6. Network Latency or Intermittent Connectivity to GitLab

Diagnosis: High network latency or intermittent packet loss between your runner hosts and your GitLab instance is causing the runner to miss its health check-in intervals or fail to communicate job status updates, leading GitLab to believe the runner is offline.

Check:

• ping and traceroute: From a runner host, ping your.gitlab.instance.com and traceroute your.gitlab.instance.com to identify latency and potential network hops with issues.
• mtr (My Traceroute): A more advanced tool that combines ping and traceroute to give a continuous view of network path quality.
• GitLab Runner Logs: Look for recurring "connection refused," "timeout," or "EOF" errors when communicating with the GitLab API.

Fix:

• Improve Network Path: Work with your network team to optimize the route between your runners and GitLab. This might involve peering, direct connections, or resolving BGP issues.
• Use a Closer GitLab Instance: If your runners are in a different geographic region than your GitLab instance, consider deploying a dedicated GitLab instance closer to your runners or using GitLab’s Geo feature.
• CDN/Proxy Configuration: Ensure any intermediate proxies or CDNs are not causing bottlenecks or dropping connections.
• GitLab Instance Tuning: If your GitLab instance is on-premises or self-hosted, ensure its network interfaces and web server (Nginx/Apache) are not overloaded.

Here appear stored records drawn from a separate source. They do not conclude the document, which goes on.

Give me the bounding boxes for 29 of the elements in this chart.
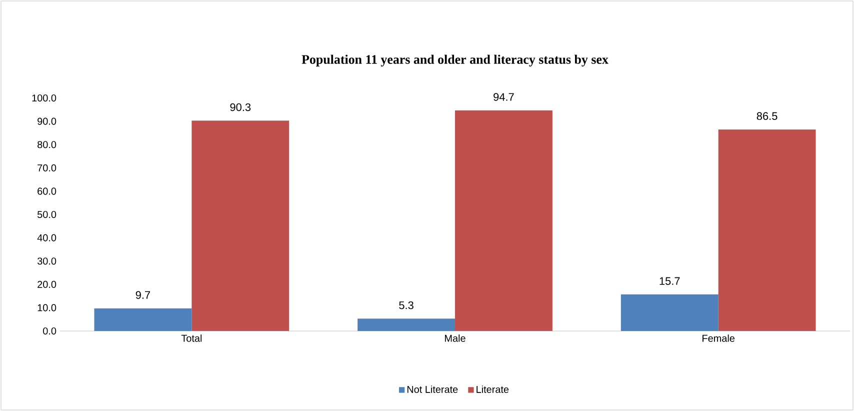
y-tick-label: 70.0 bbox=[38, 164, 56, 172]
y-tick-label: 0.0 bbox=[43, 327, 56, 335]
y-tick-label: 20.0 bbox=[38, 280, 56, 288]
legend-label: Literate bbox=[476, 386, 509, 393]
chart-title: Population 11 years and older and literacy status by sex bbox=[302, 54, 608, 66]
y-tick-label: 80.0 bbox=[38, 141, 56, 148]
bar bbox=[455, 110, 552, 331]
y-tick-label: 90.0 bbox=[38, 118, 56, 125]
data-label: 94.7 bbox=[494, 93, 514, 101]
data-label: 90.3 bbox=[230, 103, 251, 112]
y-tick-label: 40.0 bbox=[37, 234, 56, 242]
bar bbox=[718, 129, 816, 331]
y-tick-label: 100.0 bbox=[32, 94, 56, 102]
y-tick-label: 60.0 bbox=[38, 188, 56, 195]
bar bbox=[620, 294, 718, 331]
x-tick-label: Total bbox=[181, 334, 202, 342]
bar bbox=[192, 120, 290, 331]
x-tick-label: Female bbox=[702, 334, 734, 342]
y-tick-label: 10.0 bbox=[38, 304, 56, 312]
bar bbox=[358, 318, 456, 331]
data-label: 5.3 bbox=[399, 301, 414, 310]
y-tick-label: 50.0 bbox=[37, 210, 56, 218]
data-label: 9.7 bbox=[136, 291, 150, 299]
y-tick-label: 30.0 bbox=[37, 258, 56, 265]
bar bbox=[94, 308, 192, 331]
x-tick-label: Male bbox=[445, 334, 466, 342]
legend-label: Not Literate bbox=[407, 386, 458, 393]
data-label: 86.5 bbox=[756, 112, 778, 120]
data-label: 15.7 bbox=[660, 277, 680, 285]
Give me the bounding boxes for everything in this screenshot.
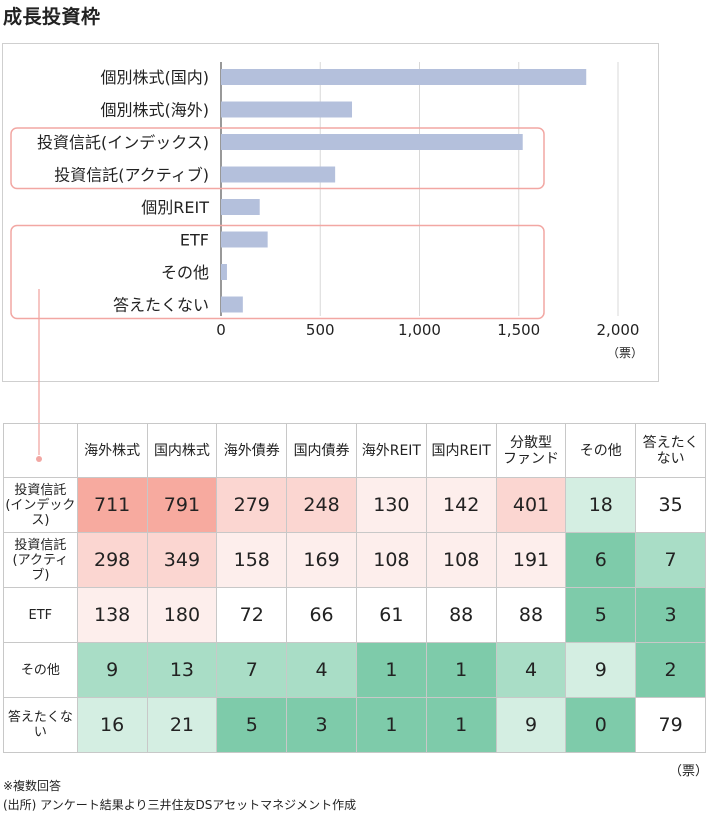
row-header: ETF: [3, 587, 78, 643]
note-multiple-answers: ※複数回答: [3, 779, 62, 793]
page-title: 成長投資枠: [3, 6, 101, 28]
heatmap-cell: 108: [425, 532, 497, 588]
heatmap-cell: 0: [565, 697, 637, 753]
row-header: 答えたくない: [3, 697, 78, 753]
heatmap-cell: 35: [635, 477, 706, 533]
heatmap-cell: 66: [286, 587, 357, 643]
heatmap-cell: 1: [355, 697, 427, 753]
heatmap-cell: 72: [216, 587, 288, 643]
x-tick-label: 500: [306, 321, 335, 339]
column-header: 海外債券: [216, 423, 288, 478]
column-header: 国内債券: [286, 423, 357, 478]
x-tick-label: 1,000: [398, 321, 441, 339]
table-row: 投資信託 (アクティブ) 298 349 158 169 108 108 191 6 7: [3, 532, 706, 588]
table-row: その他 9 13 7 4 1 1 4 9 2: [3, 642, 706, 698]
column-header: 海外株式: [76, 423, 148, 478]
category-label: 個別株式(海外): [101, 101, 210, 120]
heatmap-cell: 3: [286, 697, 357, 753]
bar: [221, 166, 336, 183]
heatmap-cell: 88: [425, 587, 497, 643]
heatmap-cell: 9: [565, 642, 637, 698]
heatmap-cell: 88: [495, 587, 567, 643]
heatmap-cell: 711: [76, 477, 148, 533]
heatmap-cell: 138: [76, 587, 148, 643]
heatmap-cell: 4: [495, 642, 567, 698]
highlight-box: [10, 127, 545, 190]
bar-chart-panel: 0 500 1,000 1,500 2,000 （票） 個別株式(国内) 個別株式(海外) 投資…: [2, 43, 659, 382]
heatmap-cell: 279: [216, 477, 288, 533]
row-header: その他: [3, 642, 78, 698]
column-header: 海外REIT: [355, 423, 427, 478]
category-label: 答えたくない: [113, 296, 209, 315]
table-row: ETF 138 180 72 66 61 88 88 5 3: [3, 587, 706, 643]
heatmap-cell: 142: [425, 477, 497, 533]
x-tick-label: 0: [216, 321, 226, 339]
column-header: 分散型 ファンド: [495, 423, 567, 478]
heatmap-cell: 9: [76, 642, 148, 698]
table-row: 投資信託 (インデックス) 711 791 279 248 130 142 401 18 35: [3, 477, 706, 533]
bar: [221, 101, 353, 118]
heatmap-cell: 5: [216, 697, 288, 753]
heatmap-cell: 1: [425, 697, 497, 753]
heatmap-cell: 298: [76, 532, 148, 588]
heatmap-cell: 6: [565, 532, 637, 588]
heatmap-cell: 191: [495, 532, 567, 588]
heatmap-cell: 158: [216, 532, 288, 588]
category-label: ETF: [180, 231, 209, 250]
x-tick-label: 2,000: [597, 321, 640, 339]
table-corner: [3, 423, 78, 478]
x-unit-label: （票）: [607, 346, 643, 360]
bar-chart: 0 500 1,000 1,500 2,000 （票） 個別株式(国内) 個別株式(海外) 投資…: [10, 62, 643, 360]
heatmap-cell: 2: [635, 642, 706, 698]
bar: [221, 264, 227, 280]
heatmap-cell: 1: [425, 642, 497, 698]
heatmap-cell: 349: [146, 532, 218, 588]
table-unit-label: （票）: [669, 764, 706, 779]
heatmap-cell: 1: [355, 642, 427, 698]
column-header: その他: [565, 423, 637, 478]
bar: [221, 199, 260, 215]
column-header: 国内株式: [146, 423, 218, 478]
category-label: 個別REIT: [141, 198, 209, 217]
heatmap-cell: 248: [286, 477, 357, 533]
column-header: 答えたくない: [635, 423, 706, 478]
heatmap-cell: 108: [355, 532, 427, 588]
heatmap-table: 海外株式 国内株式 海外債券 国内債券 海外REIT 国内REIT 分散型 ファンド その他 答え…: [3, 423, 706, 753]
bar: [221, 134, 523, 150]
heatmap-cell: 130: [355, 477, 427, 533]
heatmap-cell: 180: [146, 587, 218, 643]
heatmap-cell: 61: [355, 587, 427, 643]
heatmap-cell: 18: [565, 477, 637, 533]
heatmap-cell: 4: [286, 642, 357, 698]
heatmap-cell: 169: [286, 532, 357, 588]
bar: [221, 231, 268, 248]
heatmap-cell: 3: [635, 587, 706, 643]
category-label: 投資信託(インデックス): [37, 133, 209, 152]
heatmap-cell: 791: [146, 477, 218, 533]
heatmap-cell: 401: [495, 477, 567, 533]
column-header: 国内REIT: [425, 423, 497, 478]
heatmap-cell: 13: [146, 642, 218, 698]
category-label: 投資信託(アクティブ): [54, 166, 209, 185]
notes: ※複数回答 (出所) アンケート結果より三井住友DSアセットマネジメント作成: [3, 777, 356, 815]
bar: [221, 69, 587, 85]
category-label: その他: [161, 263, 209, 282]
heatmap-cell: 16: [76, 697, 148, 753]
heatmap-cell: 7: [216, 642, 288, 698]
highlight-box: [10, 224, 545, 320]
heatmap-cell: 5: [565, 587, 637, 643]
x-tick-label: 1,500: [497, 321, 540, 339]
row-header: 投資信託 (アクティブ): [3, 532, 78, 588]
category-label: 個別株式(国内): [101, 68, 210, 87]
note-source: (出所) アンケート結果より三井住友DSアセットマネジメント作成: [3, 798, 357, 812]
heatmap-cell: 79: [635, 697, 706, 753]
table-row: 答えたくない 16 21 5 3 1 1 9 0 79: [3, 697, 706, 753]
heatmap-cell: 7: [635, 532, 706, 588]
bar: [221, 296, 243, 313]
row-header: 投資信託 (インデックス): [3, 477, 78, 533]
heatmap-cell: 9: [495, 697, 567, 753]
heatmap-cell: 21: [146, 697, 218, 753]
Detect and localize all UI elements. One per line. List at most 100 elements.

Why it works: Reliable communication is paramount. If the runner cannot consistently talk to GitLab, GitLab will eventually stop sending it work, assuming it’s unavailable.

The next error you’ll likely hit after fixing these is "Runner timed out" or "Job exceeded script execution time," as your jobs will now have the stable environment they need to run, but might still be too slow or complex.